If it is set to an integer value "n", recent "n" message-pair[user, assistant] will be retained.
remember_response (bool, optional) -- Flag indicating whether to save the AI's response to memory. Defaults to False.
- 返回:
In non-streaming mode, returns a complete AI response. - ModelResponseGen: In streaming mode, returns a generator yielding AI response parts. - Memories: To obtain the memory by invoking the method of model_response.meta_data[MEMORIES]
- 返回类型:
ModelResponse
- class memoryscope.core.chat.CliMemoryChat(**kwargs)[源代码]
-
Command-line interface for chatting with an AI that integrates memory functionality. Allows users to interact, manage chat history, adjust streaming settings, and view commands' help.
- USER_COMMANDS = {'clear': 'Clear the command history.', 'exit': 'Exit the CLI.', 'help': 'Display available CLI commands and their descriptions.', 'stream': 'Toggle between getting streamed responses from the model.'}
- print_logo()[源代码]
Prints the logo of the CLI application to the console.
The logo is composed of multiple lines, which are iterated through and printed one by one to provide a visual identity for the chat interface.
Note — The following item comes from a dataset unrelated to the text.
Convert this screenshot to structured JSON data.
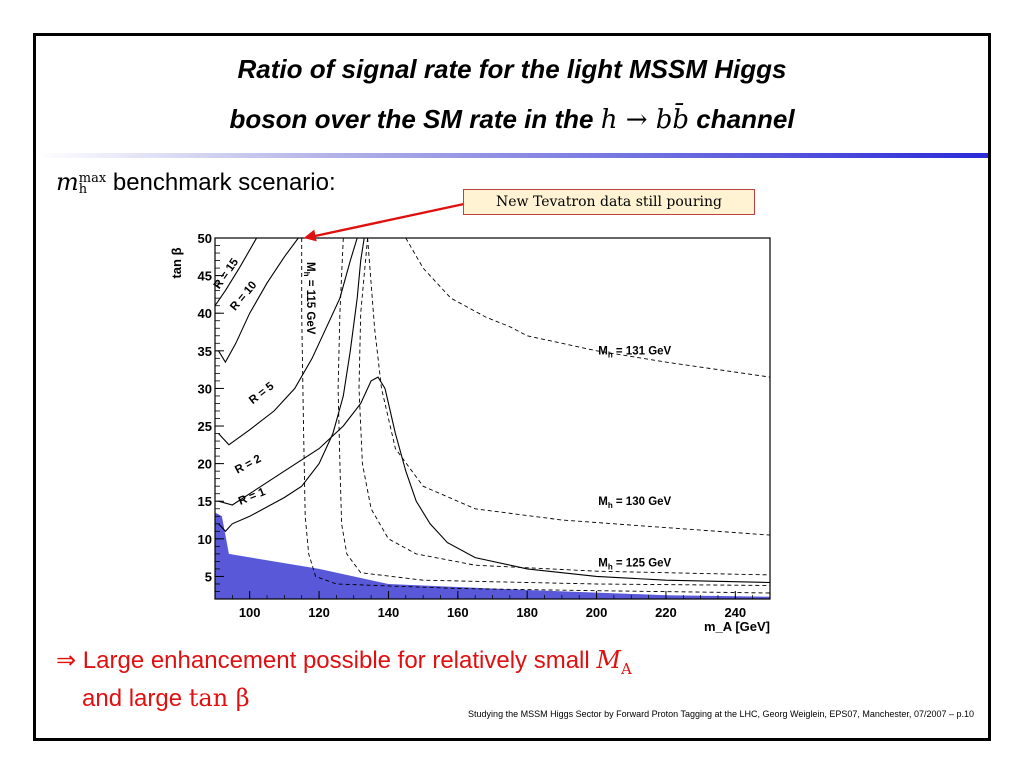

- chat_with_memory(query: str, role_name: str | None = None, system_prompt: str | None = None, memory_prompt: str | None = None, temporary_memories: str | None = None, history_message_strategy: Literal['auto', None] | int = 'auto', remember_response: bool = True, **kwargs)[源代码]
The core function that carries out conversation with memory accepts user queries through query and returns the conversation results through model_response. The retrieved memories are stored in the memories within meta_data. :param query: User's query, includes the user's question. :type query: str :param role_name: User's role name. :type role_name: str, optional :param system_prompt: System prompt. Defaults to the system_prompt in "memory_chat_prompt.yaml". :type system_prompt: str, optional :param memory_prompt: Memory prompt, It takes effect when there is a memory and will be placed in
front of the retrieved memory. Defaults to the memory_prompt in "memory_chat_prompt.yaml".
- 参数:
temporary_memories (str, optional) -- Manually added user memory in this function.
history_message_strategy ("auto", None, int) --
- If it is set to "auto", the history messages in the conversation will retain those that have not
yet been summarized. Default to "auto".
If it is set to None, no conversation history will be saved.
If it is set to an integer value "n", recent "n" message-pair[user, assistant] will be retained.
remember_response (bool, optional) -- Flag indicating whether to save the AI's response to memory. Defaults to False.
- 返回:
In non-streaming mode, returns a complete AI response. - ModelResponseGen: In streaming mode, returns a generator yielding AI response parts. - Memories: To obtain the memory by invoking the method of model_response.meta_data[MEMORIES]
- 返回类型:
ModelResponse
- static parse_query_command(query: str)[源代码]
Parses the user's input query command, separating it into the command and its associated keyword arguments.
- 参数:
query (str) -- The raw input string from the user which includes the command and its arguments.
- 返回:
A tuple containing the command (str) as the first element and a dictionary (kwargs) of keyword arguments as the second element.
- 返回类型:
tuple
- process_commands(query: str) bool [源代码]
Parses and executes commands from user input in the CLI chat interface. Supports operations like exiting, clearing screen, showing help, toggling stream mode, executing predefined memory operations, and handling unknown commands.
- 参数:
query (str) -- The user's input command string.
- 返回:
Indicates whether to continue running the CLI after processing the command.
- 返回类型:
bool
- run()[源代码]
Runs the CLI chat loop, which handles user input, processes commands, communicates with the AI model, manages conversation memory, and controls the chat session including streaming responses, command execution, and error handling.
The loop continues until the user explicitly chooses to exit.